SAIGONSENTINEL
Business February 18, 2026

Millions of small firms, not state giants, form the backbone of China’s manufacturing

PARIS – China’s industrial dominance is driven by a massive, dense network of small businesses rather than the large, state-subsidized corporations often cited by Western observers.

By the end of 2023, the country recorded 4.1 million manufacturing firms employing approximately 105 million people. The vast majority of these—3.6 million companies—report annual revenues under 20 million yuan ($2.85 million).

These small-scale operations typically employ about 10 people and possess limited fixed assets. Another 18.4 million self-employed individuals support the sector's periphery, and most of these smaller entities receive no government subsidies.

Technological integration remains a challenge, with 58% of these firms currently at the lowest tier of "smart manufacturing" development. While this figure has improved significantly since 2019, only 17% of Chinese manufacturers have achieved advanced or integrated technological levels.

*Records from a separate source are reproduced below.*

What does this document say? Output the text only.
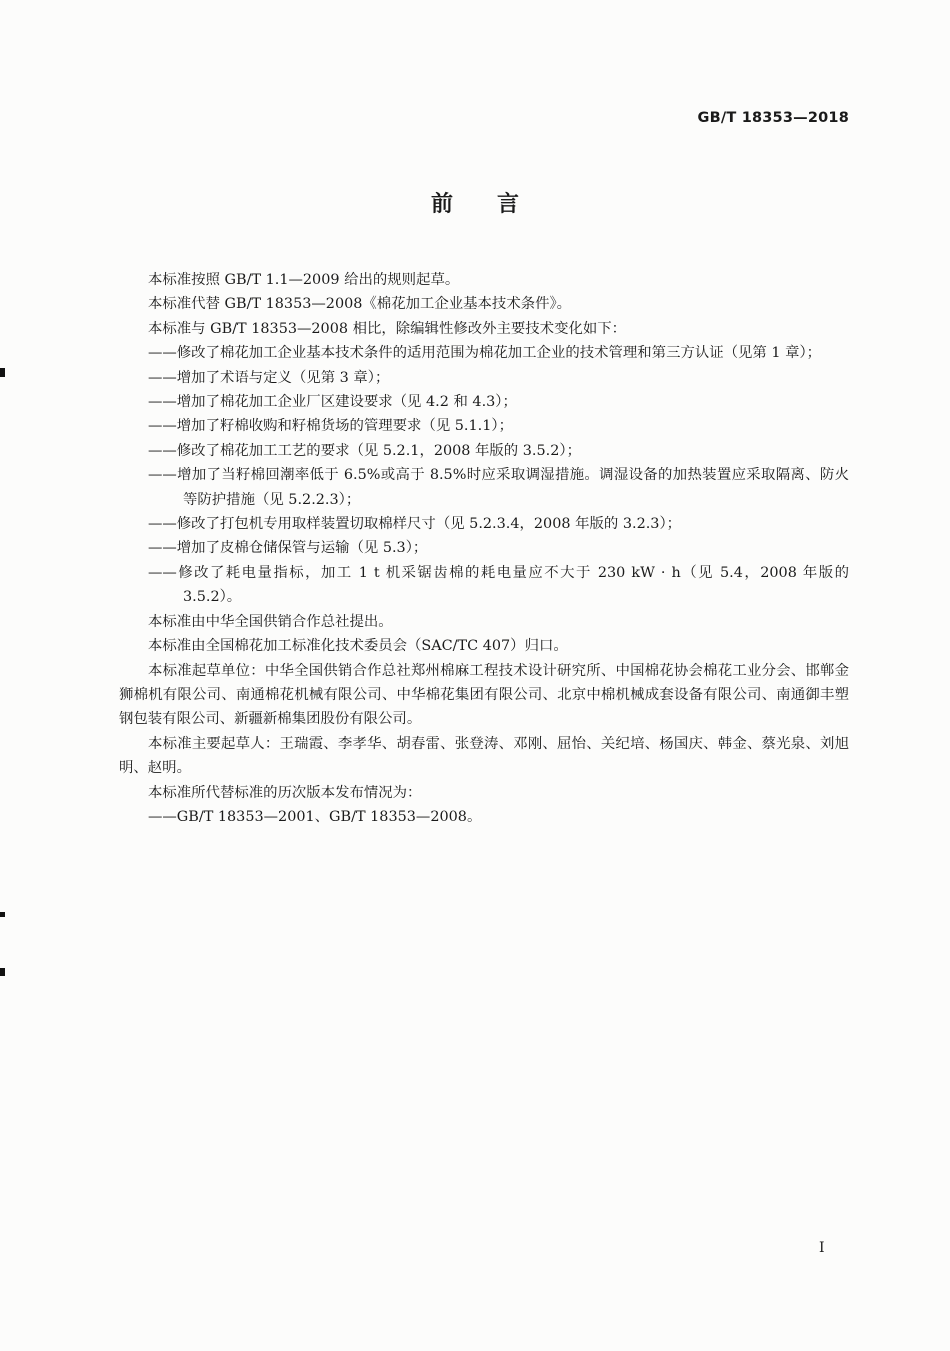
GB/T 18353—2018
前言

本标准按照 GB/T 1.1—2009 给出的规则起草。

本标准代替 GB/T 18353—2008《棉花加工企业基本技术条件》。

本标准与 GB/T 18353—2008 相比，除编辑性修改外主要技术变化如下：

——修改了棉花加工企业基本技术条件的适用范围为棉花加工企业的技术管理和第三方认证（见第 1 章）；

——增加了术语与定义（见第 3 章）；

——增加了棉花加工企业厂区建设要求（见 4.2 和 4.3）；

——增加了籽棉收购和籽棉货场的管理要求（见 5.1.1）；

——修改了棉花加工工艺的要求（见 5.2.1，2008 年版的 3.5.2）；

——增加了当籽棉回潮率低于 6.5%或高于 8.5%时应采取调湿措施。调湿设备的加热装置应采取隔离、防火等防护措施（见 5.2.2.3）；

——修改了打包机专用取样装置切取棉样尺寸（见 5.2.3.4，2008 年版的 3.2.3）；

——增加了皮棉仓储保管与运输（见 5.3）；

——修改了耗电量指标，加工 1 t 机采锯齿棉的耗电量应不大于 230 kW · h（见 5.4，2008 年版的 3.5.2）。

本标准由中华全国供销合作总社提出。

本标准由全国棉花加工标准化技术委员会（SAC/TC 407）归口。

本标准起草单位：中华全国供销合作总社郑州棉麻工程技术设计研究所、中国棉花协会棉花工业分会、邯郸金狮棉机有限公司、南通棉花机械有限公司、中华棉花集团有限公司、北京中棉机械成套设备有限公司、南通御丰塑钢包装有限公司、新疆新棉集团股份有限公司。

本标准主要起草人：王瑞霞、李孝华、胡春雷、张登涛、邓刚、屈怡、关纪培、杨国庆、韩金、蔡光泉、刘旭明、赵明。

本标准所代替标准的历次版本发布情况为：

——GB/T 18353—2001、GB/T 18353—2008。

I
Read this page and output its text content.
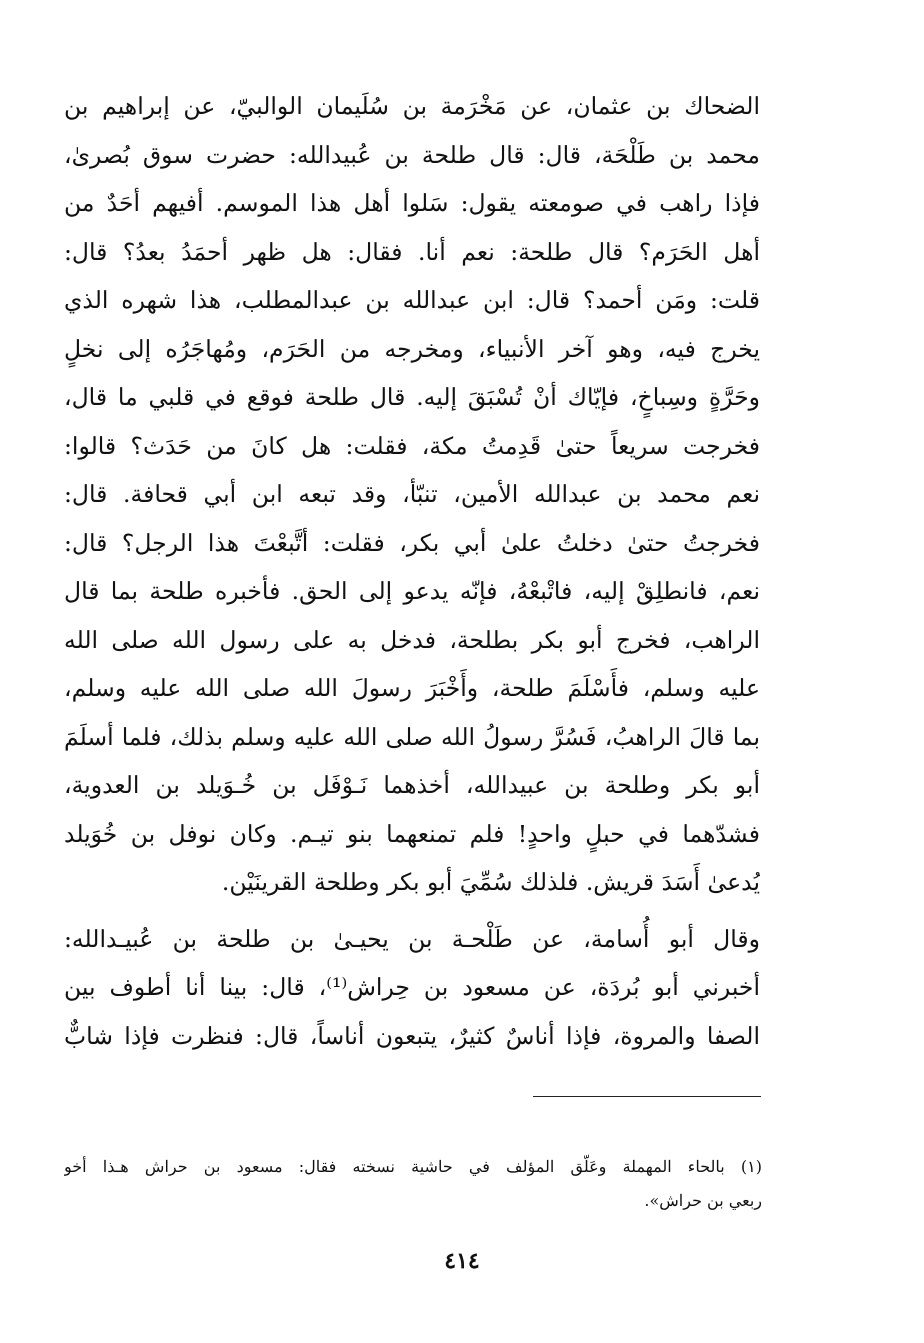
الضحاك بن عثمان، عن مَخْرَمة بن سُلَيمان الوالبيّ، عن إبراهيم بن
محمد بن طَلْحَة، قال: قال طلحة بن عُبيدالله: حضرت سوق بُصرىٰ،
فإذا راهب في صومعته يقول: سَلوا أهل هذا الموسم. أفيهم أحَدٌ من
أهل الحَرَم؟ قال طلحة: نعم أنا. فقال: هل ظهر أحمَدُ بعدُ؟ قال:
قلت: ومَن أحمد؟ قال: ابن عبدالله بن عبدالمطلب، هذا شهره الذي
يخرج فيه، وهو آخر الأنبياء، ومخرجه من الحَرَم، ومُهاجَرُه إلى نخلٍ
وحَرَّةٍ وسِباخٍ، فإيّاك أنْ تُسْبَقَ إليه. قال طلحة فوقع في قلبي ما قال،
فخرجت سريعاً حتىٰ قَدِمتُ مكة، فقلت: هل كانَ من حَدَث؟ قالوا:
نعم محمد بن عبدالله الأمين، تنبّأ، وقد تبعه ابن أبي قحافة. قال:
فخرجتُ حتىٰ دخلتُ علىٰ أبي بكر، فقلت: أتَّبعْتَ هذا الرجل؟ قال:
نعم، فانطلِقْ إليه، فاتْبعْهُ، فإنّه يدعو إلى الحق. فأخبره طلحة بما قال
الراهب، فخرج أبو بكر بطلحة، فدخل به على رسول الله صلى الله
عليه وسلم، فأَسْلَمَ طلحة، وأَخْبَرَ رسولَ الله صلى الله عليه وسلم،
بما قالَ الراهبُ، فَسُرَّ رسولُ الله صلى الله عليه وسلم بذلك، فلما أسلَمَ
أبو بكر وطلحة بن عبيدالله، أخذهما نَـوْفَل بن خُـوَيلد بن العدوية،
فشدّهما في حبلٍ واحدٍ! فلم تمنعهما بنو تيـم. وكان نوفل بن خُوَيلد
يُدعىٰ أَسَدَ قريش. فلذلك سُمِّيَ أبو بكر وطلحة القرينَيْن.
وقال أبو أُسامة، عن طَلْحـة بن يحيـىٰ بن طلحة بن عُبيـدالله:
أخبرني أبو بُردَة، عن مسعود بن حِراش⁽¹⁾، قال: بينا أنا أطوف بين
الصفا والمروة، فإذا أناسٌ كثيرٌ، يتبعون أناساً، قال: فنظرت فإذا شابٌّ
(١) بالحاء المهملة وعَلّق المؤلف في حاشية نسخته فقال: مسعود بن حراش هـذا أخو
ربعي بن حراش».
٤١٤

The findings suggest that trade measures, such as tariffs targeting major corporations, may be ineffective at dismantling China's entrenched industrial influence.

Saigon Sentinel Analysis

Western trade policies, characterized by aggressive tariffs targeting China’s massive State-Owned Enterprises (SOEs), are fundamentally misaligned with the reality of Chinese industrial power. While Washington and Brussels focus their sights on "national champions," the true engine of China’s manufacturing dominance is not a handful of state-backed giants, but a sprawling, hyper-resilient ecosystem of millions of Small and Medium Enterprises (SMEs).

This decentralized network functions as a highly adaptive organism, far more insulated from broad economic sanctions than the lumbering SOEs traditionally targeted by trade hawks. These smaller firms operate with a level of agility that allows them to pivot rapidly to market shifts while maintaining a lower dependency on direct state subsidies, making them an elusive target for conventional trade enforcement.

This dynamic carries profound implications for Vietnam, often touted as the primary winner of the "China Plus One" strategy. Current data suggests that China’s manufacturing base is significantly "stickier" than Western policymakers realize. While Vietnam has successfully captured final assembly lines, replicating the sheer density of China’s component and raw material suppliers remains an insurmountable hurdle in the near term.

Consequently, a significant portion of "Made in Vietnam" exports remains deeply tethered to Chinese upstream inputs. Rather than achieving true decoupling, Western trade barriers have largely succeeded in inserting an intermediary step in the supply chain, leaving China’s essential role in the global manufacturing architecture fundamentally intact.

Impact on Vietnamese Americans

For Vietnamese-American small business owners—particularly those in the retail and e-commerce sectors—this analysis suggests that the flow of affordable goods from China is unlikely to be derailed by tariffs. China’s vast network of small, agile manufacturers ensures that consumer products remain competitively priced. While many in the community may consider shifting their supply chains to Vietnam, the "home country" may not yet match China’s sheer variety, speed, or cost-effectiveness for small-batch shipments. For local importers looking to protect their profit margins, these sourcing dynamics remain a critical factor in staying competitive.